Source: The CCQ 11.07.24
Learning from incidents
When we speak with organisations about medicines incidents, we focus on understanding the
circumstances surrounding them and what has been done to investigate, follow up and reduce
the chance of future recurrence.
Over the last year, we have heard about a range of cases that relate to 2 particular medicines: alfentanil and morphine. We share some of the learning from these incidents here.
Alfentanil medication errors
We have seen a recent increase in incidents relating to the incorrect selection of alfentanil – either in terms of prescribing or physically selecting a vial for administration. Alfentanil is a potent injectable opioid with a range of uses, including during anaesthesia and for some patients receiving palliative care. It is available as 500 micrograms/ml strength and 5 milligrams/ml strength (sometimes referred to as ’intensive care’ or ’high’ strength). The cases we have heard about involved wrongly selecting the ‘high’ strength.
Contributory factors have included poor knowledge and awareness of higher strengths, the competency of staff when making dose calculations, and storage of the high strength preparation on wards where it is not commonly needed or used.
Organisations have shared the following points of learning:
- It is important to make staff aware of the existence of a higher strength.
- Pharmacy teams and ward leaders should have oversight of where alfentanil is needed, used and stocked, and should query requests for stock from wards where it is not normally used.
- Risk assessments of the use of alfentanil can be useful, especially as it helps services to develop ways of mitigating risks of mis-selection or incorrect prescribing.
- Some services remove the higher strength from the ward when it is not needed.
Morphine sulfate – infant overdose
We are also aware of tragic circumstances surrounding overdoses of morphine in infants. In one example, morphine sulfate oral solution was administered at a dose 20 times higher than the intended dose.
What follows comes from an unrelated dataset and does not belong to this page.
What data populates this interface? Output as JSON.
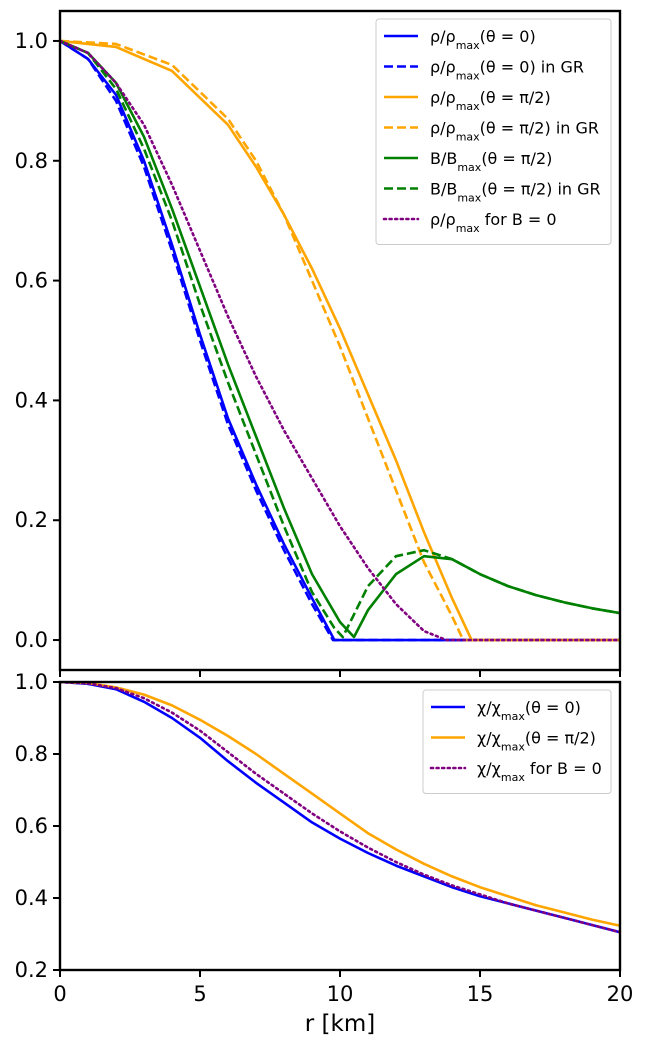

This happened because the infant’s parents were supplied with a 10 milligrams/5ml oral solution after discharge from the hospital, and not a 100 micrograms/ml solution. NHS England North East and North Yorkshire has produced a helpful case study with details of the causative factors and learning points to reduce the risk of future occurrences.
Points of learning included:
- Making morphine a ‘red’ drug in paediatrics so that responsibility for a prescription cannot be transferred to the community. This means supply would come from hospitals and specialist centres only.
- Discharge summaries should contain the full name of the drug, formulation, strength, and clear dose instructions with consideration of daily maximum doses for PRN (when required) medication.
- The importance of speaking directly to the prescriber for medication queries with high-risk drugs, and/or patients with complex conditions.
- When counselling, ask patients to summarise and recall main points back to you to check their understanding.